= Sæhrímnir =

Creature in Norse mythology

In Norse mythology, Sæhrímnir is the creature killed and eaten every night by the Æsir and einherjar. The cook of the gods, Andhrímnir, is responsible for the slaughter of Sæhrímnir and its preparation in the cauldron Eldhrímnir. After Sæhrímnir is eaten, the beast is brought back to life again to provide sustenance for the following day. Sæhrímnir is attested in the Poetic Edda, compiled in the 13th century from earlier traditional material, and the Prose Edda, written in the 13th century by Snorri Sturluson.

The enthroned figure of High quotes this stanza in the Prose Edda book Gylfaginning and specifically states that Sæhrímnir is a boar. However, some scholars have translated the Poetic Edda attestation, which the Prose Edda attestation quotes, as not referring to the creature as any specific type. Those scholars who recognize a difference in the taxonomy of the creature between the two sources have commented on the matter, further issues have been raised about the apparently contradictory etymology of the name of the creature in relation to its apparent status as a boar, and some scholars have theorized that the ritual killing of the animal may ultimately stem from religious practices in Germanic paganism.

==Etymology==
The etymology of the Old Norse name Sæhrímnir is problematic; in contradiction to the Gylfaginning (and, depending upon translator, Grímnismál) description of the animal as a boar, Sæhrímnir is, in modern scholarship, commonly proposed to mean "sooty sea-beast" or "sooty sea-animal" (which may be connected to Old Norse seyðir, meaning 'cooking ditch'). Attempts at explaining the apparent contradiction have been made by scholars (see theories section below).
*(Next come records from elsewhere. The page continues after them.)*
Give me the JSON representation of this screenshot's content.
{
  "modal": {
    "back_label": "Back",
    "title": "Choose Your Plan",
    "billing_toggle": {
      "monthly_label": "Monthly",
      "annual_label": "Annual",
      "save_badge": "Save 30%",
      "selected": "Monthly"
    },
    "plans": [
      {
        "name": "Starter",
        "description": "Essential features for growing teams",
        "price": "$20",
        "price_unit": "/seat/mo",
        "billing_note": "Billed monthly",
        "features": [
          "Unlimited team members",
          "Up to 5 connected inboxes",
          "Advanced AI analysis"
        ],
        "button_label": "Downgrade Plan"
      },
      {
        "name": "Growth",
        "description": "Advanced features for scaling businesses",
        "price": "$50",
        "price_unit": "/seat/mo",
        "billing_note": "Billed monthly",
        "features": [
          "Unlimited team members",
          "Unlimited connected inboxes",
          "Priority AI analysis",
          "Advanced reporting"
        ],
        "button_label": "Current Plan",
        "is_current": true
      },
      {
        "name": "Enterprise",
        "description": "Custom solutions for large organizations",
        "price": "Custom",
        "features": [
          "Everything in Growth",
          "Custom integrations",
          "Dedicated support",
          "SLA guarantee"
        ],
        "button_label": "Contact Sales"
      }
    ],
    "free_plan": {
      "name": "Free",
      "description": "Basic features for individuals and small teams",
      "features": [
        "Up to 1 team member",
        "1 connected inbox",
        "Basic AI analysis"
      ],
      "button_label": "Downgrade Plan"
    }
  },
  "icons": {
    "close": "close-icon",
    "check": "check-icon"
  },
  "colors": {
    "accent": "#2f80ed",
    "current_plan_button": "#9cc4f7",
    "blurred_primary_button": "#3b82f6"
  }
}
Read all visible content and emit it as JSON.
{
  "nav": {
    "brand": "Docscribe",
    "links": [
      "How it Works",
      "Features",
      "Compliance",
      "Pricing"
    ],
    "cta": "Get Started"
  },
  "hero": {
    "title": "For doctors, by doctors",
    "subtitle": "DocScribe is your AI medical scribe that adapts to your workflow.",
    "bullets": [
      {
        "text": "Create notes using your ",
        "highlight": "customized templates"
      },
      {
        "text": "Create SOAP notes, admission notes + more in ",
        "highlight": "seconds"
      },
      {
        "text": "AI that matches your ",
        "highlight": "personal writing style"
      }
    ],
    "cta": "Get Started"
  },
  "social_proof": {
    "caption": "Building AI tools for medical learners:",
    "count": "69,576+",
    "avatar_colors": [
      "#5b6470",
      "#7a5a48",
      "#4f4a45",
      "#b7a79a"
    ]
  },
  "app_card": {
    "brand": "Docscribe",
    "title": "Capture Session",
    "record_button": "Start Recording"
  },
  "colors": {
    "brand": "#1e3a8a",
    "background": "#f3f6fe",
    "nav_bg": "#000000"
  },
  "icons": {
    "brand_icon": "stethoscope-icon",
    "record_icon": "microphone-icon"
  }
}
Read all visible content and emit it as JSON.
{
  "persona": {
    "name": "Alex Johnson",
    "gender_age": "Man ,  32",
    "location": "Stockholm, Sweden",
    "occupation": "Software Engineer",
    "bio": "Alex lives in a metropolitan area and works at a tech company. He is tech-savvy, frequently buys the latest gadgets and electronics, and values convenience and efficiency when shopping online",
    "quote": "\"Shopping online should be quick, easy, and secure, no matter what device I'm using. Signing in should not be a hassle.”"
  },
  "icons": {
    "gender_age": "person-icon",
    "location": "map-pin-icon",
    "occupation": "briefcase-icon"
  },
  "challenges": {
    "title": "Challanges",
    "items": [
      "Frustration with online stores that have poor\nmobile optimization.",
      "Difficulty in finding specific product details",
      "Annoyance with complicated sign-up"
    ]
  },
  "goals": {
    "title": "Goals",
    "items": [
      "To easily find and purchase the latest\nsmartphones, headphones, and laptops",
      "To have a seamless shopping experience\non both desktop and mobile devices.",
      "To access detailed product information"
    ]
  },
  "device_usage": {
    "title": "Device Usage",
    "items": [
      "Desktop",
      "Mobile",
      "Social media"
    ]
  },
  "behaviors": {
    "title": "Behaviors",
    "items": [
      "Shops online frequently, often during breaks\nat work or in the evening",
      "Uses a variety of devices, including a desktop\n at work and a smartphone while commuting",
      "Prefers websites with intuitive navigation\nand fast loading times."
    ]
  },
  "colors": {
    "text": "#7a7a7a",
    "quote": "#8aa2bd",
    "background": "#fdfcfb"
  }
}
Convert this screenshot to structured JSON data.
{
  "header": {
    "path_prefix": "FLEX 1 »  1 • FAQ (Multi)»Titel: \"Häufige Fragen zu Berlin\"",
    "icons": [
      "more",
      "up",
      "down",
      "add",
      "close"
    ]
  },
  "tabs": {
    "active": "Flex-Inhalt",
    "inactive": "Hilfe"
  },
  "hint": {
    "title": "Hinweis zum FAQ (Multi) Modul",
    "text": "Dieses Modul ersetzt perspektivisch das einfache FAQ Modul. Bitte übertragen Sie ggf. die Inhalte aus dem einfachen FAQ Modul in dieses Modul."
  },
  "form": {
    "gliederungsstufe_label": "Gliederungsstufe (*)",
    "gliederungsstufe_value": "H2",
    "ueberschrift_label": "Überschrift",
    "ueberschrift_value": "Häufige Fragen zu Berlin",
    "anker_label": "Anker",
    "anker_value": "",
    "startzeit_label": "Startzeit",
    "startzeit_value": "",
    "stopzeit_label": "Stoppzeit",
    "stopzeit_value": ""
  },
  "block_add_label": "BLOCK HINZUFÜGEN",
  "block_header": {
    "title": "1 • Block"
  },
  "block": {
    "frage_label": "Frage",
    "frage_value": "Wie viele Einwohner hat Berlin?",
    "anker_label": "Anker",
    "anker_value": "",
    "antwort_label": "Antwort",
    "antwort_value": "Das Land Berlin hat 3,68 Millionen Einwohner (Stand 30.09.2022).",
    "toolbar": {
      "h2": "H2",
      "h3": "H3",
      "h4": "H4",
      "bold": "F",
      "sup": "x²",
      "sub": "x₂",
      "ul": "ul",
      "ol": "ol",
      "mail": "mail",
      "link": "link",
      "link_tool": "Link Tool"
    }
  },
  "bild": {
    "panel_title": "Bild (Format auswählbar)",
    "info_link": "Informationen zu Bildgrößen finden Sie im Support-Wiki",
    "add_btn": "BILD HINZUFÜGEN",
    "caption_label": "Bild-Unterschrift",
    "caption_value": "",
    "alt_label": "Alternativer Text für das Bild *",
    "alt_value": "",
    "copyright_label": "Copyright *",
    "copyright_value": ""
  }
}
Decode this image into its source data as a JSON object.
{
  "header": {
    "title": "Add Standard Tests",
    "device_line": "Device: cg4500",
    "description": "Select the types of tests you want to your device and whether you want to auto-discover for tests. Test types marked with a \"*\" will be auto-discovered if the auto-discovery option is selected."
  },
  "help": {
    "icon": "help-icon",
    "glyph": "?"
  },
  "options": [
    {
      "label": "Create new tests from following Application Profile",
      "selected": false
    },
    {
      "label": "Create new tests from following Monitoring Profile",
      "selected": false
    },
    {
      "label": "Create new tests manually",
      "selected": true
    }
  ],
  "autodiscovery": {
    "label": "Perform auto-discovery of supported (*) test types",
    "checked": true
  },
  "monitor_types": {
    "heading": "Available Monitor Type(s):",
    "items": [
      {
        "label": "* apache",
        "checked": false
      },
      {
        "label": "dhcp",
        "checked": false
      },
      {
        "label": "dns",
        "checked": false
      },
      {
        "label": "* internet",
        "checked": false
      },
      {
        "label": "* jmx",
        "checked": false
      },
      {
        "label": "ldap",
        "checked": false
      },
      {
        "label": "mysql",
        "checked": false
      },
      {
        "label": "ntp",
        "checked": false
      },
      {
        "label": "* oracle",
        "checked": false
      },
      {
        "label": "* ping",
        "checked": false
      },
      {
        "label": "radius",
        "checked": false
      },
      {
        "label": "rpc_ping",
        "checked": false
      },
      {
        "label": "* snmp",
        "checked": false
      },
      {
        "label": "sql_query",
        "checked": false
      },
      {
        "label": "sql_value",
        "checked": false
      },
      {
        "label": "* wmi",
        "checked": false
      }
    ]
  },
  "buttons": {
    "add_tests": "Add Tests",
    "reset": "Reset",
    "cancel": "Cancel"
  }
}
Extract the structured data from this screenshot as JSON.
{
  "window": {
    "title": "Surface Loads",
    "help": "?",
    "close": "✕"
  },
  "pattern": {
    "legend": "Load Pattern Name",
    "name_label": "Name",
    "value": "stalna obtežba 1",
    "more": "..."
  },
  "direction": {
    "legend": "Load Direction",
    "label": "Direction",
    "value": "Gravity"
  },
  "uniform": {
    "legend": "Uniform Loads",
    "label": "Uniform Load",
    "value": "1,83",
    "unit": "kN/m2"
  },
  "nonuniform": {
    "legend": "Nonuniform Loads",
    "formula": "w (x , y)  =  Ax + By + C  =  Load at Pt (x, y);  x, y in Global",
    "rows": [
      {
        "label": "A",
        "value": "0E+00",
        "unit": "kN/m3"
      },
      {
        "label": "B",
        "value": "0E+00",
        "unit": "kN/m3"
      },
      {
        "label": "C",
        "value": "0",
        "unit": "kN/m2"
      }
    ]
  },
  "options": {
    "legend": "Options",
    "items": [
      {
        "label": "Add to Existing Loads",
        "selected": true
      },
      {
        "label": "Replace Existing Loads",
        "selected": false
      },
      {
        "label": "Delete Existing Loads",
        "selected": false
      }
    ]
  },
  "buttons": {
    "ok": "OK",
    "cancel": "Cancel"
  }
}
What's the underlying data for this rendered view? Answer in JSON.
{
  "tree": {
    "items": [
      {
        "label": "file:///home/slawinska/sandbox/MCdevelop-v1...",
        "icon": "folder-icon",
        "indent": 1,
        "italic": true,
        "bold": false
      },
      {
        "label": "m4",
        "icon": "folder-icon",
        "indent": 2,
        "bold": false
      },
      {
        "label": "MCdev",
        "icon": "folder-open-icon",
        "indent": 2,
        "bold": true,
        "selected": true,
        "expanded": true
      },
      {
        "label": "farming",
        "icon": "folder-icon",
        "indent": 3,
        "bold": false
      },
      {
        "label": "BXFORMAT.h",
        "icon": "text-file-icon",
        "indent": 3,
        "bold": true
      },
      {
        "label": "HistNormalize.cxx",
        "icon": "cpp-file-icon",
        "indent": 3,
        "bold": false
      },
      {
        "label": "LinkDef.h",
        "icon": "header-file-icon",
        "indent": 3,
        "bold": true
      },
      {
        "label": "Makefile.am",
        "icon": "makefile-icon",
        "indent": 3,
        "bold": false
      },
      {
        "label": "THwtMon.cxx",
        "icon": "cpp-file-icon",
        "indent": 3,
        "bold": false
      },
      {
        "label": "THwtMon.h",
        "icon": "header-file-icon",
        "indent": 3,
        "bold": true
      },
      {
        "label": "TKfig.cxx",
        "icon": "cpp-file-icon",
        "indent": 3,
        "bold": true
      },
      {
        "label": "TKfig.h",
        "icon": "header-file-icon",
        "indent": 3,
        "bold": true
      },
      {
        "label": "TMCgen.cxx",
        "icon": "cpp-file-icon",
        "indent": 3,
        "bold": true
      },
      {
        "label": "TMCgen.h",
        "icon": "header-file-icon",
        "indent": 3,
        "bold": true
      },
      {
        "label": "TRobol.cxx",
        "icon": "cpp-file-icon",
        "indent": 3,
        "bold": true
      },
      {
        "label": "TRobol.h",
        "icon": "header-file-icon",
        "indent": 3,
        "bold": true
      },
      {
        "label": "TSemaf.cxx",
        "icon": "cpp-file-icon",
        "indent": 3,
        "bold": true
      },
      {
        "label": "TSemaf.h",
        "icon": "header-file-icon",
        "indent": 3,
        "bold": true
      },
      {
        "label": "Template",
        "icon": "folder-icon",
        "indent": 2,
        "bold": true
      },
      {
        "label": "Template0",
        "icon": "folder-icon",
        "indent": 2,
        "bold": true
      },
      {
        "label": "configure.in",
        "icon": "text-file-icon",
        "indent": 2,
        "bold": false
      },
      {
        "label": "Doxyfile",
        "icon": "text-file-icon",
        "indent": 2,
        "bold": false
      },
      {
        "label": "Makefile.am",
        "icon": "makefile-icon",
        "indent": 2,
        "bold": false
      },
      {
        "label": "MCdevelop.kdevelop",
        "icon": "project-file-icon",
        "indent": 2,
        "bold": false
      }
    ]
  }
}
The cauldron Eldhrímnir is interpreted as Old Norse "fire-sooty".

==Attestations==
Sæhrímnir is mentioned once in the Poetic Edda and twice in the Prose Edda. In the Poetic Edda poem Grímnismál, Grímnir (the god Odin in disguise) comments on the creature. Translations of the stanza vary:

| Benjamin Thorpe translation: Andhrimnir makes, in Eldhrimnir, Sæhrimnir to boil, of meats the best; but few know how many Einheriar it feeds. | Henry Adams Bellows translation: In Eldrhimnir Andrhrimnir cooks Sæhrimnir’s seething flesh,— The best of food, but few men know On what fare the warriors feast. | Lee M. Hollander translation: By Andhrímnir in Eldrímnir Sæhrímnir, the boar, is boiled, the best of bacons; though 'tis barely known what the einherjar eat. | Anthony Faulkes translation: Andrhrimnir has Sæhrimnir cooked in Eldrhrimnir, best of meats. But there are few that know on what the Einheriar feed. | |

In chapter 38 of the Prose Edda book Gylfaginning, Gangleri (king Gylfi in disguise) comments that "you say that all those men that have fallen in battle since the beginning of the world have now come to Odin in Val-hall. What has he got to offer them food? I should have thought that there must be a pretty large number there." High replies that it is true there are a pretty large number of men there, adding many more have yet to arrive, yet that "there will seem too few when the wolf comes." However, High adds that food is not a problem because there will never be so many people in Valhalla that the meat of Sæhrímnir (which he specifically calls a boar) cannot sufficiently feed them. High adds that Sæhrímnir is cooked every day by the cook Andhrímnir in the pot Eldhrimnir, and is again whole every evening. High then quotes the above-mentioned Grímnismál stanza in support. Gangleri then asks if Odin eats the same, to which High responds that Odin gives the food on his table to his wolves, for Odin himself consumes only wine and needs no food (and again High thereafter quotes a stanza from Grímnismál in support).

A final mention of the beast appears in a list of hog names in the Nafnaþulur section of the Prose Edda book Skáldskaparmál.

==Theories==
Scholar Rudolf Simek comments that the theme of the eternally renewing beast is also found in myths of the god Thor's goats (Tanngrisnir and Tanngnjóstr) and may point to sacrificial rites in shamanic practices. Simek finds a difference between the Grímnismál and Gylfaginning and explains it as a result of an embellishment on Snorri's part, which he says owes more to the introduction of "characteristics of a medieval paradise".

19th century scholar Jacob Grimm says that no information has survived about the worship of heroes in Germanic paganism (as opposed to the worship of the gods) but proposes a potential connection between Sæhrímnir and hero worship:

Grecian sacrifices to heroes differed from those offered to gods: a god had only the viscera and fat of the beast presented to him, and was content with the mounting odour; a deified hero must have the very flesh and blood to consume. Thus the einherjar admitted into Valhöll feast on the boiled flesh of the boar Sæhrîmnir, and drink with the Ases; it is never said that the Ases shared in the food [...]. Are we to infer from this a difference in the sacrifices offered to gods and to demigods?"